Diabetes Unit, Massachusetts General Hospital, Boston, MA, USA.
Broad Institute of MIT and Harvard, Cambridge, MA, USA.
Diabetologia. 2023 Mar;66(3):495-507. doi: 10.1007/s00125-022-05848-6. Epub 2022 Dec 20.
AIMS/HYPOTHESIS: Type 2 diabetes is highly polygenic and influenced by multiple biological pathways. Rapid expansion in the number of type 2 diabetes loci can be leveraged to identify such pathways.
We developed a high-throughput pipeline to enable clustering of type 2 diabetes loci based on variant-trait associations. Our pipeline extracted summary statistics from genome-wide association studies (GWAS) for type 2 diabetes and related traits to generate a matrix of 323 variants × 64 trait associations and applied Bayesian non-negative matrix factorisation (bNMF) to identify genetic components of type 2 diabetes. Epigenomic enrichment analysis was performed in 28 cell types and single pancreatic cells. We generated cluster-specific polygenic scores and performed regression analysis in an independent cohort (N=25,419) to assess for clinical relevance.
We identified ten clusters of genetic loci, recapturing the five from our prior analysis as well as novel clusters related to beta cell dysfunction, pronounced insulin secretion, and levels of alkaline phosphatase, lipoprotein A and sex hormone-binding globulin. Four clusters related to mechanisms of insulin deficiency, five to insulin resistance and one had an unclear mechanism.

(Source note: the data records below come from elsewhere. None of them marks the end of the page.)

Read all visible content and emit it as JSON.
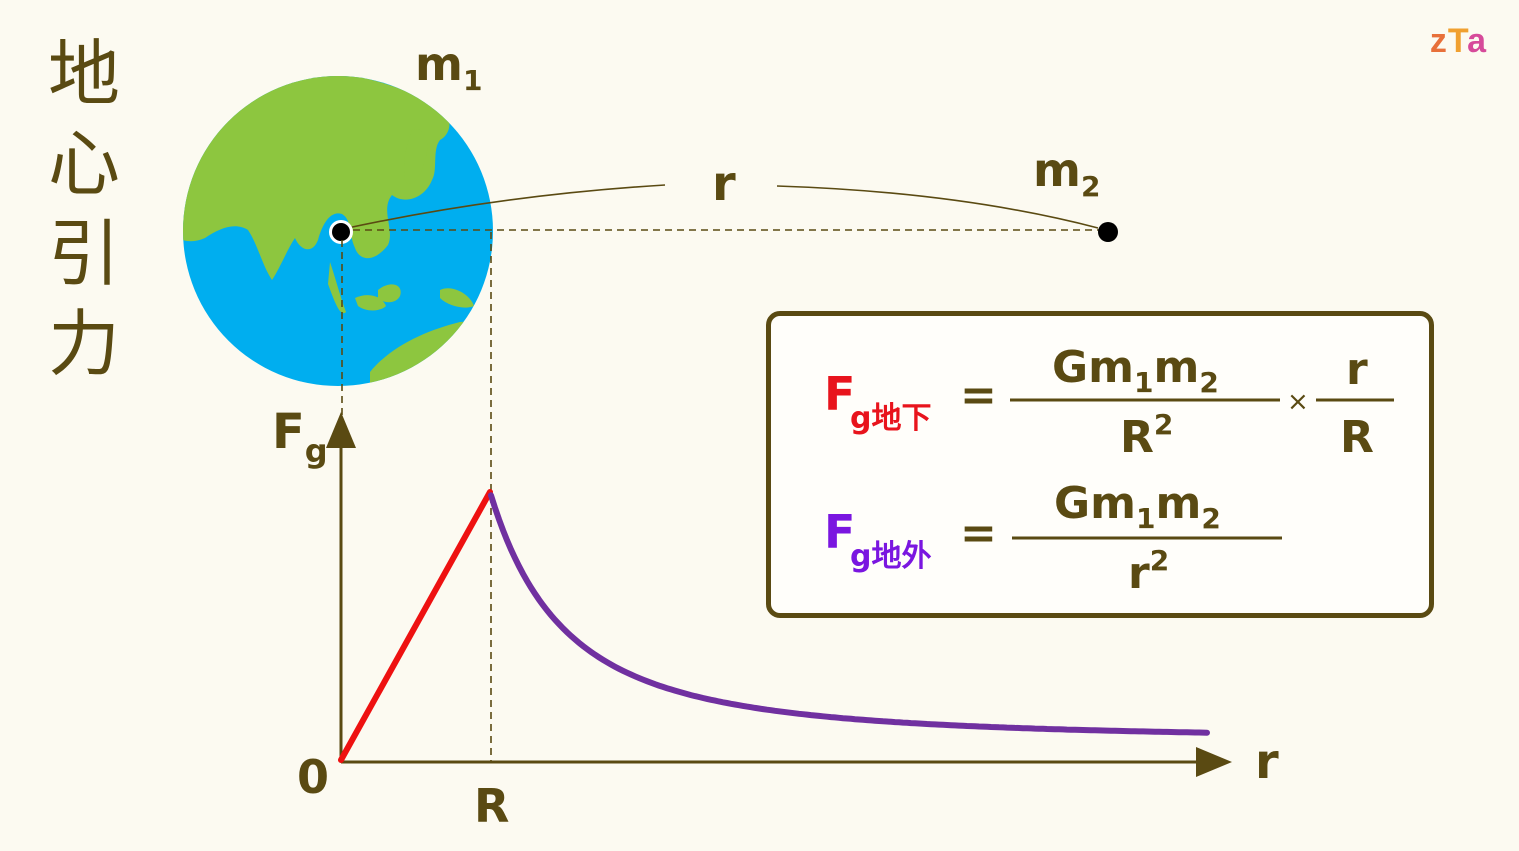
{
  "title_chars": [
    "地",
    "心",
    "引",
    "力"
  ],
  "logo": {
    "z": "z",
    "t": "T",
    "a": "a"
  },
  "labels": {
    "m1": "m",
    "m1_sub": "1",
    "m2": "m",
    "m2_sub": "2",
    "r_top": "r",
    "y_axis": "F",
    "y_axis_sub": "g",
    "origin": "0",
    "x_R": "R",
    "x_axis": "r"
  },
  "formula": {
    "inside": {
      "F": "F",
      "sub": "g地下",
      "eq": "=",
      "num": "Gm",
      "num_s1": "1",
      "num_m2": "m",
      "num_s2": "2",
      "den": "R",
      "den_sup": "2",
      "times": "×",
      "frac2_num": "r",
      "frac2_den": "R",
      "color": "#e8141c"
    },
    "outside": {
      "F": "F",
      "sub": "g地外",
      "eq": "=",
      "num": "Gm",
      "num_s1": "1",
      "num_m2": "m",
      "num_s2": "2",
      "den": "r",
      "den_sup": "2",
      "color": "#7a16e0"
    }
  },
  "colors": {
    "ocean": "#00aeef",
    "land": "#8dc63f",
    "axis": "#5a4a12",
    "inside_curve": "#ee1111",
    "outside_curve": "#7030a0"
  }
}
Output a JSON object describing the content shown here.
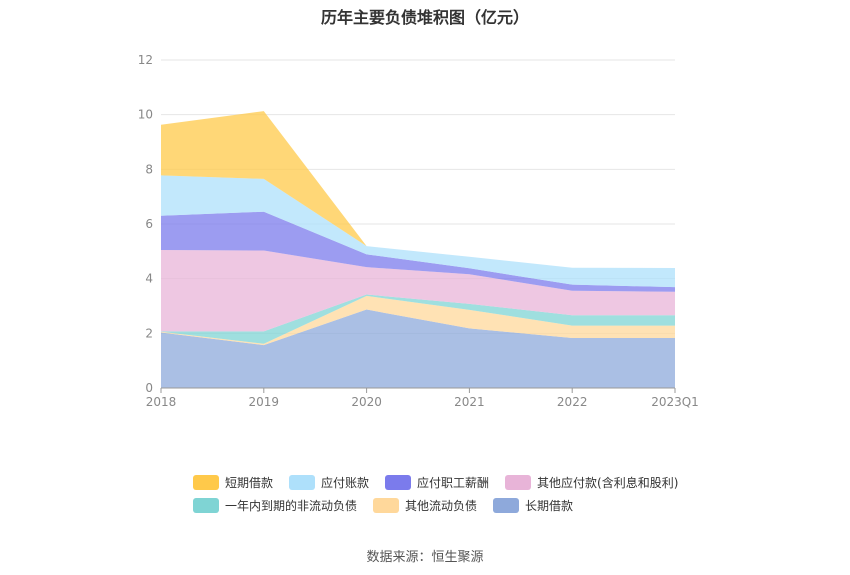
{
  "title": "历年主要负债堆积图（亿元）",
  "source": "数据来源：恒生聚源",
  "chart_data": {
    "type": "area",
    "stacked": true,
    "x": [
      "2018",
      "2019",
      "2020",
      "2021",
      "2022",
      "2023Q1"
    ],
    "y_ticks": [
      "0",
      "2",
      "4",
      "6",
      "8",
      "10",
      "12"
    ],
    "ylim": [
      0,
      12
    ],
    "grid": true,
    "legend_position": "bottom",
    "series": [
      {
        "name": "长期借款",
        "color": "#8ea9db",
        "values": [
          2.03,
          1.57,
          2.87,
          2.18,
          1.83,
          1.83
        ]
      },
      {
        "name": "其他流动负债",
        "color": "#ffd89b",
        "values": [
          0.03,
          0.05,
          0.5,
          0.68,
          0.45,
          0.45
        ]
      },
      {
        "name": "一年内到期的非流动负债",
        "color": "#7fd4d4",
        "values": [
          0.01,
          0.45,
          0.05,
          0.22,
          0.38,
          0.38
        ]
      },
      {
        "name": "其他应付款(含利息和股利)",
        "color": "#e8b4d8",
        "values": [
          2.98,
          2.96,
          1.0,
          1.08,
          0.9,
          0.86
        ]
      },
      {
        "name": "应付职工薪酬",
        "color": "#7b7bec",
        "values": [
          1.25,
          1.42,
          0.47,
          0.22,
          0.22,
          0.17
        ]
      },
      {
        "name": "应付账款",
        "color": "#aee0fb",
        "values": [
          1.48,
          1.2,
          0.3,
          0.42,
          0.62,
          0.7
        ]
      },
      {
        "name": "短期借款",
        "color": "#ffc94a",
        "values": [
          1.85,
          2.48,
          0.0,
          0.0,
          0.0,
          0.0
        ]
      }
    ]
  },
  "legend": {
    "row1": [
      {
        "name": "短期借款",
        "color": "#ffc94a"
      },
      {
        "name": "应付账款",
        "color": "#aee0fb"
      },
      {
        "name": "应付职工薪酬",
        "color": "#7b7bec"
      },
      {
        "name": "其他应付款(含利息和股利)",
        "color": "#e8b4d8"
      }
    ],
    "row2": [
      {
        "name": "一年内到期的非流动负债",
        "color": "#7fd4d4"
      },
      {
        "name": "其他流动负债",
        "color": "#ffd89b"
      },
      {
        "name": "长期借款",
        "color": "#8ea9db"
      }
    ]
  }
}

The clusters displayed tissue-specific epigenomic enrichment, notably with the two beta cell clusters differentially enriched in functional and stressed pancreatic beta cell states. Additionally, cluster-specific polygenic scores were differentially associated with patient clinical characteristics and outcomes. The pipeline was applied to coronary artery disease and chronic kidney disease, identifying multiple overlapping clusters with type 2 diabetes.
CONCLUSIONS/INTERPRETATION: Our approach stratifies type 2 diabetes loci into physiologically interpretable genetic clusters associated with distinct tissues and clinical outcomes. The pipeline allows for efficient updating as additional GWAS become available and can be readily applied to other conditions, facilitating clinical translation of GWAS findings. Software to perform this clustering pipeline is freely available.
目的/假设:2 型糖尿病是高度多基因的,并受多种生物学途径的影响。快速增加 2 型糖尿病的数量可以用来识别这些途径。
我们开发了一种高通量的管道,能够根据变体-特征关联对 2 型糖尿病的位点进行聚类。我们的管道从 2 型糖尿病和相关特征的全基因组关联研究(GWAS)中提取汇总统计数据,生成 323 个变体×64 个特征关联的矩阵,并应用贝叶斯非负矩阵分解(bNMF)来识别 2 型糖尿病的遗传成分。在 28 种细胞类型和单个胰腺细胞中进行了表观基因组富集分析。我们生成了特定于聚类的多基因评分,并在一个独立的队列(N=25419)中进行回归分析,以评估其临床相关性。
我们确定了十个遗传位点的聚类,重新捕获了我们之前分析的五个聚类,以及与β细胞功能障碍、明显的胰岛素分泌以及碱性磷酸酶、脂蛋白 A 和性激素结合球蛋白水平相关的新聚类。四个聚类与胰岛素缺乏的机制有关,五个与胰岛素抵抗有关,一个机制尚不清楚。这些聚类显示出组织特异性的表观基因组富集,特别是两个与β细胞有关的聚类在功能和应激的胰腺β细胞状态中存在差异富集。此外,聚类特异性的多基因评分与患者的临床特征和结果有差异相关。该管道还应用于冠状动脉疾病和慢性肾病,与 2 型糖尿病有多个重叠的聚类。
结论/解释:我们的方法将 2 型糖尿病的位点分为具有不同组织和临床结果的生理可解释的遗传聚类。该管道允许随着更多 GWAS 的出现进行高效更新,并可方便地应用于其他条件,促进 GWAS 发现的临床转化。执行此聚类管道的软件是免费提供的。